Discerning the signal from the noise.

Zachary Hornby
CEO, Boundless Bio

Oh, right. That's an important question because we're giving with multiple agents. The easiest way to discern the signal from the noise is if we treat patients who have become relapse refractory and then show a secondary response, and we think that that will be the majority. Probably 90-plus% of the patients enrolled will basically have received a standard of care... By the way, the study's in colorectal cancer initially, but we intend to go pan-tumor. So the standard of care in colorectal is a combination with an EGFR inhibitor, cetuximab. So for instance, if they have a KRAS G12C mutation, they'll get adagrasib plus cetuximab.

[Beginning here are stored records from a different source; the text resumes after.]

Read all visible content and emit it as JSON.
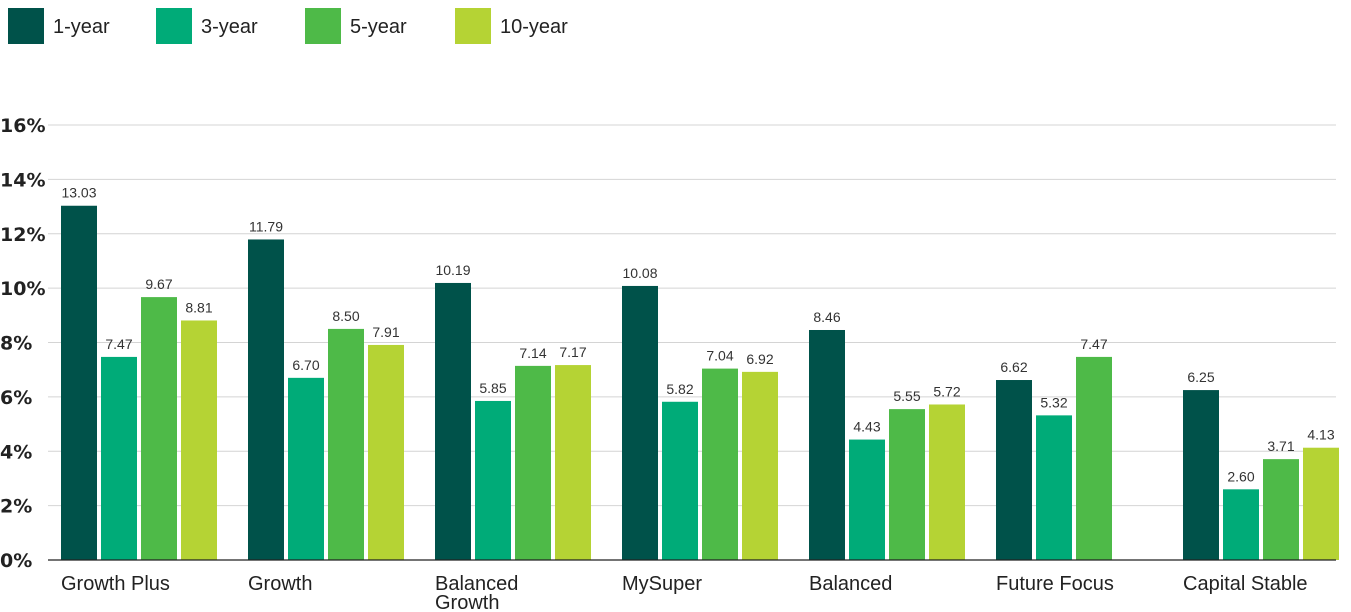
{
  "chart_data": {
    "type": "bar",
    "title": "",
    "xlabel": "",
    "ylabel": "",
    "ylim": [
      0,
      16
    ],
    "yticks": [
      0,
      2,
      4,
      6,
      8,
      10,
      12,
      14,
      16
    ],
    "ytick_labels": [
      "0%",
      "2%",
      "4%",
      "6%",
      "8%",
      "10%",
      "12%",
      "14%",
      "16%"
    ],
    "grid": true,
    "legend_position": "top-left",
    "categories": [
      [
        "Growth Plus"
      ],
      [
        "Growth"
      ],
      [
        "Balanced",
        "Growth"
      ],
      [
        "MySuper"
      ],
      [
        "Balanced"
      ],
      [
        "Future Focus"
      ],
      [
        "Capital Stable"
      ]
    ],
    "series": [
      {
        "name": "1-year",
        "color": "#00524a",
        "values": [
          13.03,
          11.79,
          10.19,
          10.08,
          8.46,
          6.62,
          6.25
        ],
        "labels": [
          "13.03",
          "11.79",
          "10.19",
          "10.08",
          "8.46",
          "6.62",
          "6.25"
        ]
      },
      {
        "name": "3-year",
        "color": "#00ab78",
        "values": [
          7.47,
          6.7,
          5.85,
          5.82,
          4.43,
          5.32,
          2.6
        ],
        "labels": [
          "7.47",
          "6.70",
          "5.85",
          "5.82",
          "4.43",
          "5.32",
          "2.60"
        ]
      },
      {
        "name": "5-year",
        "color": "#4eba48",
        "values": [
          9.67,
          8.5,
          7.14,
          7.04,
          5.55,
          7.47,
          3.71
        ],
        "labels": [
          "9.67",
          "8.50",
          "7.14",
          "7.04",
          "5.55",
          "7.47",
          "3.71"
        ]
      },
      {
        "name": "10-year",
        "color": "#b5d334",
        "values": [
          8.81,
          7.91,
          7.17,
          6.92,
          5.72,
          null,
          4.13
        ],
        "labels": [
          "8.81",
          "7.91",
          "7.17",
          "6.92",
          "5.72",
          "",
          "4.13"
        ]
      }
    ]
  }
}
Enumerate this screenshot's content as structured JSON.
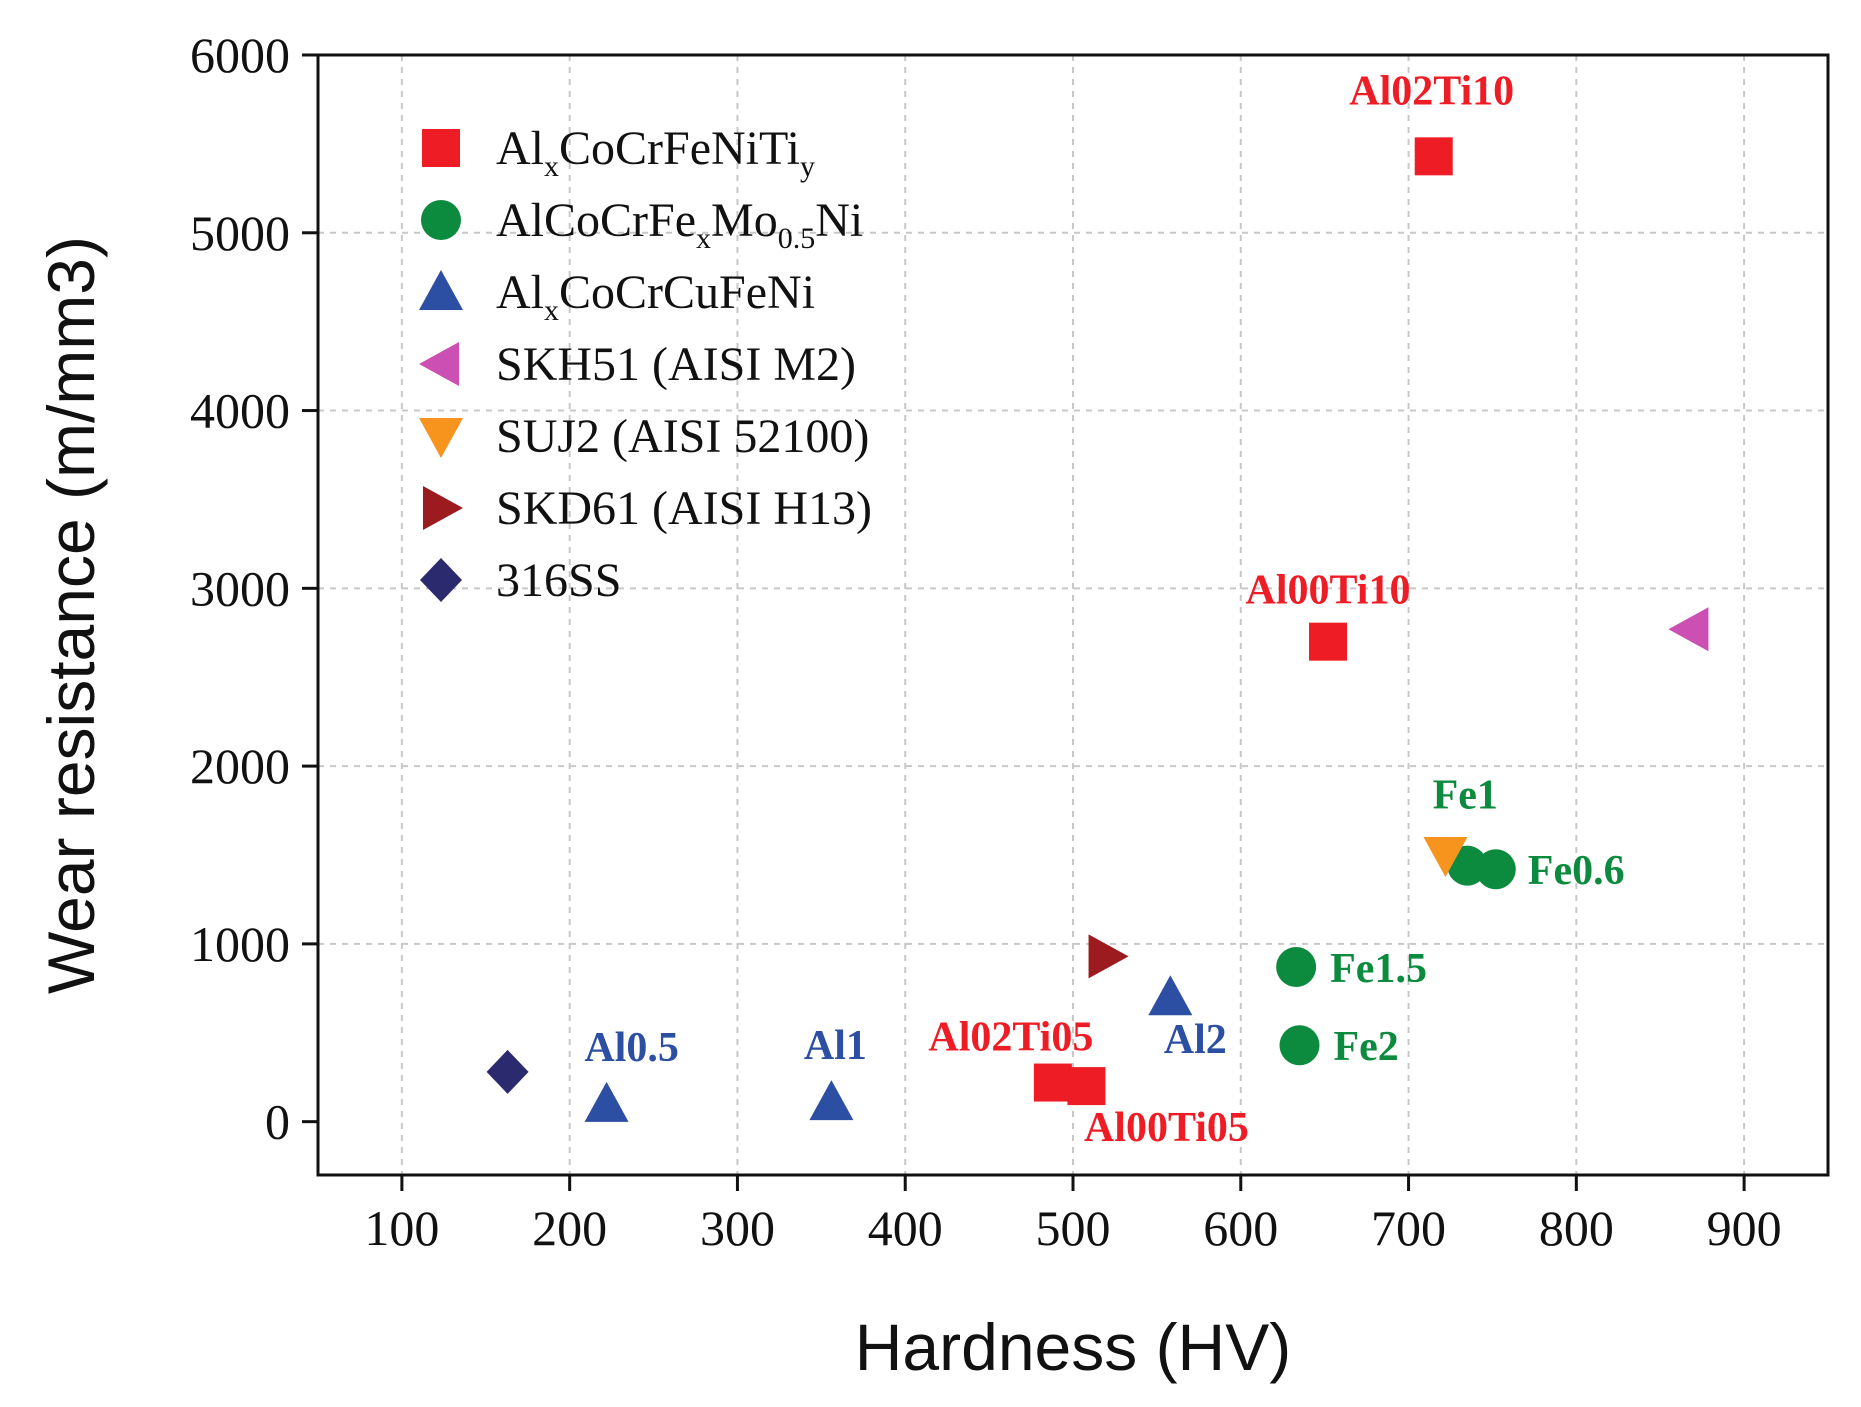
{
  "chart_data": {
    "type": "scatter",
    "title": "",
    "xlabel": "Hardness (HV)",
    "ylabel": "Wear resistance (m/mm3)",
    "xlim": [
      50,
      950
    ],
    "ylim": [
      -300,
      6000
    ],
    "xticks": [
      100,
      200,
      300,
      400,
      500,
      600,
      700,
      800,
      900
    ],
    "yticks": [
      0,
      1000,
      2000,
      3000,
      4000,
      5000,
      6000
    ],
    "grid": true,
    "legend_position": "top-left",
    "series": [
      {
        "name": "AlxCoCrFeNiTiy",
        "legend": {
          "base": "Al",
          "parts": [
            [
              "x",
              "sub"
            ],
            [
              "CoCrFeNiTi",
              ""
            ],
            [
              "y",
              "sub"
            ]
          ]
        },
        "marker": "square",
        "color": "#ee1c25",
        "label_color": "#ee1c25",
        "points": [
          {
            "x": 715,
            "y": 5430,
            "label": "Al02Ti10"
          },
          {
            "x": 652,
            "y": 2700,
            "label": "Al00Ti10"
          },
          {
            "x": 488,
            "y": 220,
            "label": "Al02Ti05"
          },
          {
            "x": 508,
            "y": 200,
            "label": "Al00Ti05"
          }
        ]
      },
      {
        "name": "AlCoCrFexMo0.5Ni",
        "legend": {
          "base": "AlCoCrFe",
          "parts": [
            [
              "x",
              "sub"
            ],
            [
              "Mo",
              ""
            ],
            [
              "0.5",
              "sub"
            ],
            [
              "Ni",
              ""
            ]
          ]
        },
        "marker": "circle",
        "color": "#0c8a3e",
        "label_color": "#0c8a3e",
        "points": [
          {
            "x": 735,
            "y": 1440,
            "label": "Fe1"
          },
          {
            "x": 752,
            "y": 1420,
            "label": "Fe0.6"
          },
          {
            "x": 633,
            "y": 870,
            "label": "Fe1.5"
          },
          {
            "x": 635,
            "y": 430,
            "label": "Fe2"
          }
        ]
      },
      {
        "name": "AlxCoCrCuFeNi",
        "legend": {
          "base": "Al",
          "parts": [
            [
              "x",
              "sub"
            ],
            [
              "CoCrCuFeNi",
              ""
            ]
          ]
        },
        "marker": "triangle-up",
        "color": "#2c4ea3",
        "label_color": "#2c4ea3",
        "points": [
          {
            "x": 222,
            "y": 100,
            "label": "Al0.5"
          },
          {
            "x": 356,
            "y": 110,
            "label": "Al1"
          },
          {
            "x": 558,
            "y": 700,
            "label": "Al2"
          }
        ]
      },
      {
        "name": "SKH51 (AISI M2)",
        "legend": {
          "base": "SKH51 (AISI M2)",
          "parts": []
        },
        "marker": "triangle-left",
        "color": "#cc4fb3",
        "points": [
          {
            "x": 868,
            "y": 2770,
            "label": ""
          }
        ]
      },
      {
        "name": "SUJ2 (AISI 52100)",
        "legend": {
          "base": "SUJ2 (AISI 52100)",
          "parts": []
        },
        "marker": "triangle-down",
        "color": "#f7941d",
        "points": [
          {
            "x": 722,
            "y": 1500,
            "label": ""
          }
        ]
      },
      {
        "name": "SKD61 (AISI H13)",
        "legend": {
          "base": "SKD61 (AISI H13)",
          "parts": []
        },
        "marker": "triangle-right",
        "color": "#9b1b1e",
        "points": [
          {
            "x": 520,
            "y": 930,
            "label": ""
          }
        ]
      },
      {
        "name": "316SS",
        "legend": {
          "base": "316SS",
          "parts": []
        },
        "marker": "diamond",
        "color": "#2b2a6e",
        "points": [
          {
            "x": 163,
            "y": 280,
            "label": ""
          }
        ]
      }
    ]
  }
}
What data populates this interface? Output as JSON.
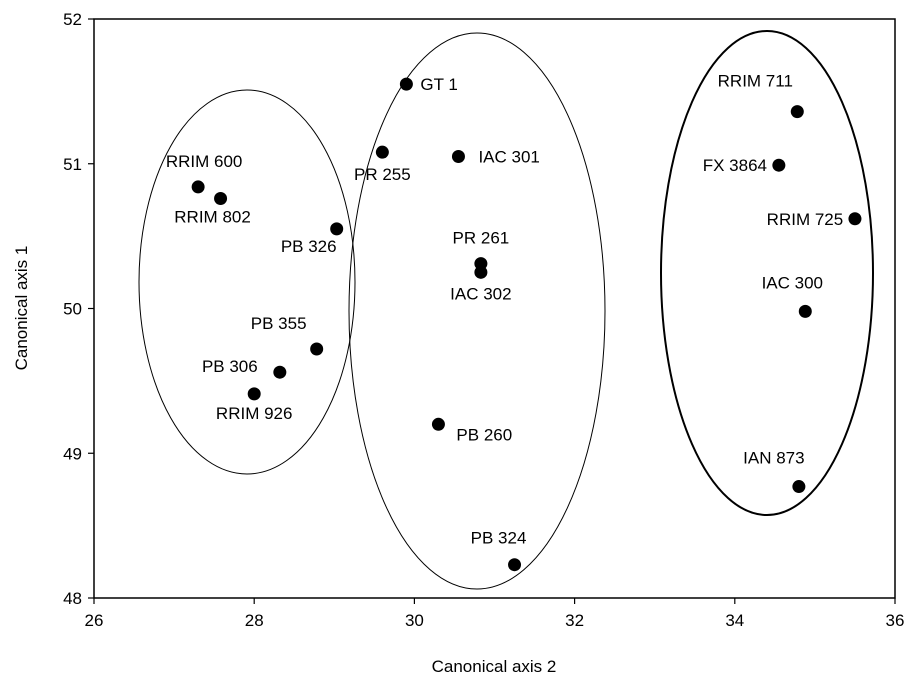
{
  "chart_data": {
    "type": "scatter",
    "xlabel": "Canonical axis 2",
    "ylabel": "Canonical axis 1",
    "xlim": [
      26,
      36
    ],
    "ylim": [
      48,
      52
    ],
    "xticks": [
      26,
      28,
      30,
      32,
      34,
      36
    ],
    "yticks": [
      48,
      49,
      50,
      51,
      52
    ],
    "grid": false,
    "points": [
      {
        "label": "GT 1",
        "x": 29.9,
        "y": 51.55
      },
      {
        "label": "PR 255",
        "x": 29.6,
        "y": 51.08
      },
      {
        "label": "IAC 301",
        "x": 30.55,
        "y": 51.05
      },
      {
        "label": "RRIM 600",
        "x": 27.3,
        "y": 50.84
      },
      {
        "label": "RRIM 802",
        "x": 27.58,
        "y": 50.76
      },
      {
        "label": "PB 326",
        "x": 29.03,
        "y": 50.55
      },
      {
        "label": "PR 261",
        "x": 30.83,
        "y": 50.31
      },
      {
        "label": "IAC 302",
        "x": 30.83,
        "y": 50.25
      },
      {
        "label": "PB 355",
        "x": 28.78,
        "y": 49.72
      },
      {
        "label": "PB 306",
        "x": 28.32,
        "y": 49.56
      },
      {
        "label": "RRIM 926",
        "x": 28.0,
        "y": 49.41
      },
      {
        "label": "PB 260",
        "x": 30.3,
        "y": 49.2
      },
      {
        "label": "PB 324",
        "x": 31.25,
        "y": 48.23
      },
      {
        "label": "RRIM 711",
        "x": 34.78,
        "y": 51.36
      },
      {
        "label": "FX 3864",
        "x": 34.55,
        "y": 50.99
      },
      {
        "label": "RRIM 725",
        "x": 35.5,
        "y": 50.62
      },
      {
        "label": "IAC 300",
        "x": 34.88,
        "y": 49.98
      },
      {
        "label": "IAN 873",
        "x": 34.8,
        "y": 48.77
      }
    ],
    "groups": [
      {
        "members": [
          "RRIM 600",
          "RRIM 802",
          "PB 326",
          "PB 355",
          "PB 306",
          "RRIM 926"
        ],
        "stroke": "#000000"
      },
      {
        "members": [
          "GT 1",
          "PR 255",
          "IAC 301",
          "PR 261",
          "IAC 302",
          "PB 260",
          "PB 324"
        ],
        "stroke": "#000000"
      },
      {
        "members": [
          "RRIM 711",
          "FX 3864",
          "RRIM 725",
          "IAC 300",
          "IAN 873"
        ],
        "stroke": "#000000"
      }
    ],
    "marker_color": "#000000"
  }
}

About 50% of those patients will be predicted to develop resistance with an amplification, at which point we will layer on our agent, 825, and then hope to show a secondary response, and then that would clearly be discerning the contribution of our component.

Josh Schimmer
Analyst, Cantor Fitzgerald

Maybe in a minute or less, a review of the kinesin inhibitor and what that has to do with ecDNA.

Zachary Hornby
CEO, Boundless Bio

Yeah, and I'm glad we spent... We're keeping one minute for it-

Josh Schimmer
Analyst, Cantor Fitzgerald

Mm-hmm.

Zachary Hornby
CEO, Boundless Bio

Because the kinesin is our third program. It's a very exciting novel target discovered by Boundless. To our knowledge, no other company is or ever has worked on this. Kinesins are molecular machines that help things move around the cell, and what we have found is that there is a non-essential kinesin, so cells with this knocked out are viable, but it is essential for proper localization of ecDNA during mitosis or cell division. And so when we knock out or pharmacologically inhibit this kinesin, the ecDNA, they inappropriately aggregate, and that actually is cytotoxic to the cells. It kills the cancer cells.

Josh Schimmer
Analyst, Cantor Fitzgerald

All right. Excellent. I think we're out of time. Zach, thanks so much for giving us the overview of Boundless Bio and your work on ecDNA. Thanks, everyone.

Zachary Hornby
CEO, Boundless Bio

Thanks, Josh. Thanks, everybody, for your attention.